けれど書棚で仁王立ちになっていた「僕」が、納得する様子はない。
『お前がムカつく! お前に言われたくない』
「なんだと? てめえっ!」
一触即発に再度戻るが、虎谷はポケットの違和感に気づいて冷静になった。そこから湿布薬を取りだし、少年は仁王立ちの「僕」へかぶせてやる。
「それ、やるよ。有河さんがくれた」
「…………!」
書棚に仁王立ちとなっていた書籍は、一度万引きされたもの。犯人と一緒に、地面へ叩きつけられ、きっと痛がっているのだーー単純に、至極単純に、虎谷は最良の答を出した。
仁王立ちだった書籍は柔らかく笑み、パタリと倒れた。他の書籍たちもおとなしく、穏やかに所定の位置に戻り、ただの書籍となる。

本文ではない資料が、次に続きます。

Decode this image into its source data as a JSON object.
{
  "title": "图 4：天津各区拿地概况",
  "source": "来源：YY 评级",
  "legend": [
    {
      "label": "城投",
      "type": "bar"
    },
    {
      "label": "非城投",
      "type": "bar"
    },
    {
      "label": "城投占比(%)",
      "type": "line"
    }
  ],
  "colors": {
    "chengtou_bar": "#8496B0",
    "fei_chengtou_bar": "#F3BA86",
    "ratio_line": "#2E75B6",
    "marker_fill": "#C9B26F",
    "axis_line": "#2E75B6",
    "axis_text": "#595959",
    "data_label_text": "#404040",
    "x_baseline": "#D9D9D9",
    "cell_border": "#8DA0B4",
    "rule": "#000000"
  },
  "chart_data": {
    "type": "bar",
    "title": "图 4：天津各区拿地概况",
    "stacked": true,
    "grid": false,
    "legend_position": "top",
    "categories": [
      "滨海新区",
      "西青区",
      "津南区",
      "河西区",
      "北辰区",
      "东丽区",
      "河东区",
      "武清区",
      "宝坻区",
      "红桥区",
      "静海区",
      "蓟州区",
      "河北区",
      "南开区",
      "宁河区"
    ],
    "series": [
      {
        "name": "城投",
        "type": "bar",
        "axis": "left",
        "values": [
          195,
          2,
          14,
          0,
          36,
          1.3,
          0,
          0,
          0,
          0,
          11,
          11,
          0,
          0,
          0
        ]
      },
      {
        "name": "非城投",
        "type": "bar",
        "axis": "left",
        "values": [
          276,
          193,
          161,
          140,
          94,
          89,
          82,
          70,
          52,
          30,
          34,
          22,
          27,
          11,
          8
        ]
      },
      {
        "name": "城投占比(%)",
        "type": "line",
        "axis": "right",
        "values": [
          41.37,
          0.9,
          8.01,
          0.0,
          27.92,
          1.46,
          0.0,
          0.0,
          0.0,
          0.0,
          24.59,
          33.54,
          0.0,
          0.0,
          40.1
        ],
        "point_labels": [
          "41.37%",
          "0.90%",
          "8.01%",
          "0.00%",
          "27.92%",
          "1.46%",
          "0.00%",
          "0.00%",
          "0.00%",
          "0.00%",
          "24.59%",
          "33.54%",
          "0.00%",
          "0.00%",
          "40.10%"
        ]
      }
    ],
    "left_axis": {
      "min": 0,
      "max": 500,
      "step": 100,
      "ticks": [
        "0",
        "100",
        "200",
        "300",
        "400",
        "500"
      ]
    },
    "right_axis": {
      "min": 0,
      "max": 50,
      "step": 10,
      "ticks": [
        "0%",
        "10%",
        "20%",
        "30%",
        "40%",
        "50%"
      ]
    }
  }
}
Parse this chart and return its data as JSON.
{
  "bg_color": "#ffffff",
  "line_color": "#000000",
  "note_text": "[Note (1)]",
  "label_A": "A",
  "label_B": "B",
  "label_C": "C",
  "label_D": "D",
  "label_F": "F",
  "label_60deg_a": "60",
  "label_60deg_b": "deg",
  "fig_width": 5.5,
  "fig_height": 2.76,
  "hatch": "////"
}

宴が終わり、いつの間にか明るくなっていた店内で、虎谷は無邪気に有河へ微笑みかけた。
有河もむず痒いような笑顔らしきものを、刹那、浮かべ、無表情に戻る。
「店長に連絡。明日から開店だ。残業代も忘れず請求」
「了解っす!」
敬礼した虎谷は、きびきびとスマホを手にしてバックヤードへ。
売り場の有河は自然な笑みを浮かべ、書籍と書棚を点検してゆく。
『その笑顔は僕らだけが、今は知ってる』
『知ってる……』
灯りを消して、有河は去った。
翌朝の店長は、上機嫌。店員たちに分厚い封筒に入った特別ボーナスが出たが……。
「これ、湿布薬っすけど?!」
虎谷の咆哮をよそに、ブックス真理谷は今日も無事開店したのである。